At stake is control over the burgeoning market for Internet applications that live in the middle tier of a multilevel client/server architecture. Still, Sun's victory is far from assured. Microsoft said last week it will appeal the latest court ruling requiring it to ship products compatible with Sun's Java. Also, IBM and Novell Inc. say Sun has not gone far enough in loosening licensing restrictions on Java. IBM in particular wants more control over how Java interacts with its own legacy systems.
"We will work closely with Sun when it's Java-related, and when it falls outside the bounds of Java, we'll work through other standards bodies," said Jan Jackman, IBM director of Java software. Sun has collected all of its Java server technologies -- some of which are nearly two years old -- and put them under a single umbrella. Along with its partners, Sun is developing compatibility tests for the entire platform. These will test for how Java interacts with native platforms, including Sun's, and how the parts interact with each other. Sun executives describe the platform as "Write once, run anywhere" for the server.
"Sun is standardising the APIs for application servers and for applications in general," said David Butler, vice president of marketing at Novera Inc. "They are taking developers to the next level of abstraction so they don't have to worry about how to build multitiered applications. They are hiding CORBA, Enterprise Java Beans, LDAP and all that kind of stuff. The vision is developing applications that will run on Microsoft or Sun or anywhere."

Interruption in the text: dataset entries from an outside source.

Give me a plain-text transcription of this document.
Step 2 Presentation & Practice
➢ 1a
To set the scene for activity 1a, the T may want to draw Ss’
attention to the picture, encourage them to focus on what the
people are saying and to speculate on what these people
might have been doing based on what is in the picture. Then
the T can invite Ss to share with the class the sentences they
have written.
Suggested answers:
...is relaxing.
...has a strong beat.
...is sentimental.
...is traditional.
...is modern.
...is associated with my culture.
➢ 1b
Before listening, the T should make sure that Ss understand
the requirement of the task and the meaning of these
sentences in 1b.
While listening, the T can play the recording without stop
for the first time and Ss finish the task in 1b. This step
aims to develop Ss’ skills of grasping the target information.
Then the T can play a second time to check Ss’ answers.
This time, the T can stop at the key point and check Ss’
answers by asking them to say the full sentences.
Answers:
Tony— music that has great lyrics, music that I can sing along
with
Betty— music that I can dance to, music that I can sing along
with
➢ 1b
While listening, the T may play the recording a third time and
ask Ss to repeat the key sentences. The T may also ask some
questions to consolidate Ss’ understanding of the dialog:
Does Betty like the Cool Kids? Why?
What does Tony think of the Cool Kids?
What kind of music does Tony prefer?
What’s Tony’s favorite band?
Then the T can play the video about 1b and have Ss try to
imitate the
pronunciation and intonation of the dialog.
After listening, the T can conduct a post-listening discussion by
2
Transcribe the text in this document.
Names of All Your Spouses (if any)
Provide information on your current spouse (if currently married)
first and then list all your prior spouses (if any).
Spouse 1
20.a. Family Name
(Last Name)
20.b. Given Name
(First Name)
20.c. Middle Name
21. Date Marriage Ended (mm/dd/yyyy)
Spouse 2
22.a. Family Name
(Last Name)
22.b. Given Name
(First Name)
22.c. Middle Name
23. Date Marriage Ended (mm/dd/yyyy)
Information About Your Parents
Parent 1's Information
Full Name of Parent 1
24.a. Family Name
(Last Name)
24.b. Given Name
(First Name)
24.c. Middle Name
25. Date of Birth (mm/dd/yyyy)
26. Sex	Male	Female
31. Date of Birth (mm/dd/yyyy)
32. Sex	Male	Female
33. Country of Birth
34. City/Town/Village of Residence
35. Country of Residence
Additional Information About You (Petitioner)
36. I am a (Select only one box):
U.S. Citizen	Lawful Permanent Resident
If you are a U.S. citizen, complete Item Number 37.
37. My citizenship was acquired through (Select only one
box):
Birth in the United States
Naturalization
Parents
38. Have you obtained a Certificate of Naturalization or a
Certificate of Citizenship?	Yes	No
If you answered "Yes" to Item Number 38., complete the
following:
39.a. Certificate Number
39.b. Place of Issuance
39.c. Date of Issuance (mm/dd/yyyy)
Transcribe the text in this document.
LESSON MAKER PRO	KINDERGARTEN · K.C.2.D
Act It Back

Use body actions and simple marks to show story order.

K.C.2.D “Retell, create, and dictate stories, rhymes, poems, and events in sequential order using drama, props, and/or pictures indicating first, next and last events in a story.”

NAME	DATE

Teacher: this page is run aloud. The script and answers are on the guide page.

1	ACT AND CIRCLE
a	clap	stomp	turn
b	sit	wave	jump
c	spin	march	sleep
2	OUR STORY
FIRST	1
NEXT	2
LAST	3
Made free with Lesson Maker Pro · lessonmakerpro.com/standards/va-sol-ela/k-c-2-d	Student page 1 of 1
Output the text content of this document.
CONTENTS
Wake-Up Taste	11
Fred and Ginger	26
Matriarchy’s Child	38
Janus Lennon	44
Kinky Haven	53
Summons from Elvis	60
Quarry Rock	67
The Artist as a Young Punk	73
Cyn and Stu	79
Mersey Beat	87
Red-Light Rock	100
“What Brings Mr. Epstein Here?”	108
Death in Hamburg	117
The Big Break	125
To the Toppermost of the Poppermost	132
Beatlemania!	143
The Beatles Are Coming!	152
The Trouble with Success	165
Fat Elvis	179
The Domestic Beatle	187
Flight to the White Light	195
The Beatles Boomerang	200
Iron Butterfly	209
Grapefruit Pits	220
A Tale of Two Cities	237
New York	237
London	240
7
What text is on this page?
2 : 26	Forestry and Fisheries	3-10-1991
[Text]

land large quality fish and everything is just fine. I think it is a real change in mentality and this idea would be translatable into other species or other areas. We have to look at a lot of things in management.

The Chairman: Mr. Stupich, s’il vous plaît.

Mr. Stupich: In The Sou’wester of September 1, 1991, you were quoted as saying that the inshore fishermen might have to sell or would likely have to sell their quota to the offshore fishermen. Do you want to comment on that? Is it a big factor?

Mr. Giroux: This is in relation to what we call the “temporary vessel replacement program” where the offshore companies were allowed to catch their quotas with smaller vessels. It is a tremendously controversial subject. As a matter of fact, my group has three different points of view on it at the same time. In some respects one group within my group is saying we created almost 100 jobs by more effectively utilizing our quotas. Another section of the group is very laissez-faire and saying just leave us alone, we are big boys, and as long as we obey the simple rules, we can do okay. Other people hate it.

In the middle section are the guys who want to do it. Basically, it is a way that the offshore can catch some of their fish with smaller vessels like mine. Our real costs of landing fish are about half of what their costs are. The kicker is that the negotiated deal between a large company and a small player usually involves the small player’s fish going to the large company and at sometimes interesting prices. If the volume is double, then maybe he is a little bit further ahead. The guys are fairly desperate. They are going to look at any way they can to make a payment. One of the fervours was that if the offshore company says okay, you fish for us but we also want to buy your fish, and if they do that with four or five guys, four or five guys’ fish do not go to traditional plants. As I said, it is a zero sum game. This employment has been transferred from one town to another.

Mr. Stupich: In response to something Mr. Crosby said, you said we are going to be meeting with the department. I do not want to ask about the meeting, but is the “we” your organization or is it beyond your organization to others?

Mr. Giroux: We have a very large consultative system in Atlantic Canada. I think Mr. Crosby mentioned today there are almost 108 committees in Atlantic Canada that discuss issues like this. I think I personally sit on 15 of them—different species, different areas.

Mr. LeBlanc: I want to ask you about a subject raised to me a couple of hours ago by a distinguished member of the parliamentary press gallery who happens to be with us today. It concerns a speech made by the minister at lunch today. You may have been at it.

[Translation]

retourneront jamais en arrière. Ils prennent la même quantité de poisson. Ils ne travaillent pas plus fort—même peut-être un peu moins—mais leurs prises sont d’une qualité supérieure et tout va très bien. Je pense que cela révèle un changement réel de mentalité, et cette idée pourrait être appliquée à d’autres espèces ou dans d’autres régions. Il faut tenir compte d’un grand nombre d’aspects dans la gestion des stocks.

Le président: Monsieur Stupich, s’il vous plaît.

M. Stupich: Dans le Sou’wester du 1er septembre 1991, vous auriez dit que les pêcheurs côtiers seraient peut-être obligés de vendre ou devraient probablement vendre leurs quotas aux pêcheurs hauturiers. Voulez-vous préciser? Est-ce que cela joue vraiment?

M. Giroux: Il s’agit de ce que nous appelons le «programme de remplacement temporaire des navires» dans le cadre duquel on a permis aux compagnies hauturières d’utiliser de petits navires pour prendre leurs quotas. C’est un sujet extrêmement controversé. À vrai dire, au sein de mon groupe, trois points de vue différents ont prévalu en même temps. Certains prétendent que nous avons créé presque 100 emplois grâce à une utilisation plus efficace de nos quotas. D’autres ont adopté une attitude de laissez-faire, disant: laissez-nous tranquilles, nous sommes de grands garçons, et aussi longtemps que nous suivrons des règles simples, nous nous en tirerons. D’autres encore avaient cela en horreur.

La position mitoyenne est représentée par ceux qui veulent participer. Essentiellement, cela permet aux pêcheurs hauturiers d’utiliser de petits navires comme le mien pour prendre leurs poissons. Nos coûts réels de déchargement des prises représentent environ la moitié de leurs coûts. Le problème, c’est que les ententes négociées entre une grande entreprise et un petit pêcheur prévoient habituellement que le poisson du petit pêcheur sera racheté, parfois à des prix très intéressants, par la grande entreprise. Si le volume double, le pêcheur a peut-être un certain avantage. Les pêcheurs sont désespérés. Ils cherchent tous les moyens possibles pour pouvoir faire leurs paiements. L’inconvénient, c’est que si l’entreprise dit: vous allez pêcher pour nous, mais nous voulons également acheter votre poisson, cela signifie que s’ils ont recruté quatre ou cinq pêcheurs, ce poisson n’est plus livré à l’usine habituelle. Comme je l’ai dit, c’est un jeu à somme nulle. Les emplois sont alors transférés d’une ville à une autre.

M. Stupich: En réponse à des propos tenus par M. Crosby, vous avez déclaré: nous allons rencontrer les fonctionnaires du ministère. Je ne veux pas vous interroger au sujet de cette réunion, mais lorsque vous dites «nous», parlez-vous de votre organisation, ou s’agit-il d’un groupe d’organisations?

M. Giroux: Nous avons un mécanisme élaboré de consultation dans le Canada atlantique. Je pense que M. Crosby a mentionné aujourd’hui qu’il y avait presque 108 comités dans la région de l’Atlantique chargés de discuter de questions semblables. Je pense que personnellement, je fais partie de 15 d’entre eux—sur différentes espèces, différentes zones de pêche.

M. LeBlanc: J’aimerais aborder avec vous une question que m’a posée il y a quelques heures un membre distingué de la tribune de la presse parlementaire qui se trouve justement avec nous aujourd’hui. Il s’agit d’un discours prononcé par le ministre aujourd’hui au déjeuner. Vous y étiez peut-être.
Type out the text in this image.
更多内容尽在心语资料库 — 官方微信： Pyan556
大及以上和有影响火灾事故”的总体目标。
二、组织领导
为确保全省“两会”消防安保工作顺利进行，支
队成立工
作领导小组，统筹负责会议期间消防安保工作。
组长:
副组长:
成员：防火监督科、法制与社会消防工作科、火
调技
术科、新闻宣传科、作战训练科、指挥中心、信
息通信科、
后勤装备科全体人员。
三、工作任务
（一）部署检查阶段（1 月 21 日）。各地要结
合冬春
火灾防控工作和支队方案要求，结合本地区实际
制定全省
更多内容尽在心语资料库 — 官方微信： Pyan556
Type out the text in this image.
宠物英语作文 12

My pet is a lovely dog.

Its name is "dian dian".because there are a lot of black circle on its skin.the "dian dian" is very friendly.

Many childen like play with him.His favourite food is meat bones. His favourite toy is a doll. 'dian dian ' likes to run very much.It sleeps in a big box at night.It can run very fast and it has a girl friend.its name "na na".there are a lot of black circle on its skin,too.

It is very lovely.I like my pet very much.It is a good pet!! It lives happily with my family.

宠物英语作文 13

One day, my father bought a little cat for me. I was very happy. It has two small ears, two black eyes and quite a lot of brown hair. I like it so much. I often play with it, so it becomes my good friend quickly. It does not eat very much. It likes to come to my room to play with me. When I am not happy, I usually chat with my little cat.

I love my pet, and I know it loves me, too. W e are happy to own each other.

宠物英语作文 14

Licensees say Microsoft is not involved in defining Java Platform for the Enterprise, which was established before Sun announced its Community Source licensing model and invited Microsoft to rejoin the Java fold. Although Sun declined to divulge its partners, licensees say they include IBM, Oracle Corp., Novell, and application server vendors such as BEA Systems Inc. and Novera. Sun also is working with ERP vendors to make a single connection from their systems to any application server. All of these moves address problems that must be fixed if Java is to succeed. By standardising APIs, Sun is levelling the playing field for application servers -- including its own NetDynamics -- and signalling that it will not compete against its licensees. IBM's Jackman said Sun has stopped trying to make money from licensing fees and has instead made them nominal.
By opening its processes, Sun also is ensuring that Java develops faster. For example, Sun's Enterprise Java Beans specification -- a critical part of the Enterprise Java platform -- was a year late because licensees didn't get involved soon enough. "Our licensees came to us in June and told us there were two fundamental models for building enterprise-class components, and we had to rethink ours," said Sun product line manager Bill Roth.
In addition, Sun has improved developer support over the last few months and is preparing to announce a software channel program that executives claim will finally enable the Californian company to sell cross-platform software. Sun has established a single software sales force and will ensure, among other things, that all Sun software products have consistent prices and part numbers.
Microsoft, meanwhile, may have bought valuable time in the marketplace by appealing the latest Java ruling. Java tools vendor KL Group Inc. says that as soon as Sun won its preliminary injunction to prevent Microsoft from shipping impure Java, corporate customers lifted the bans on their Java projects.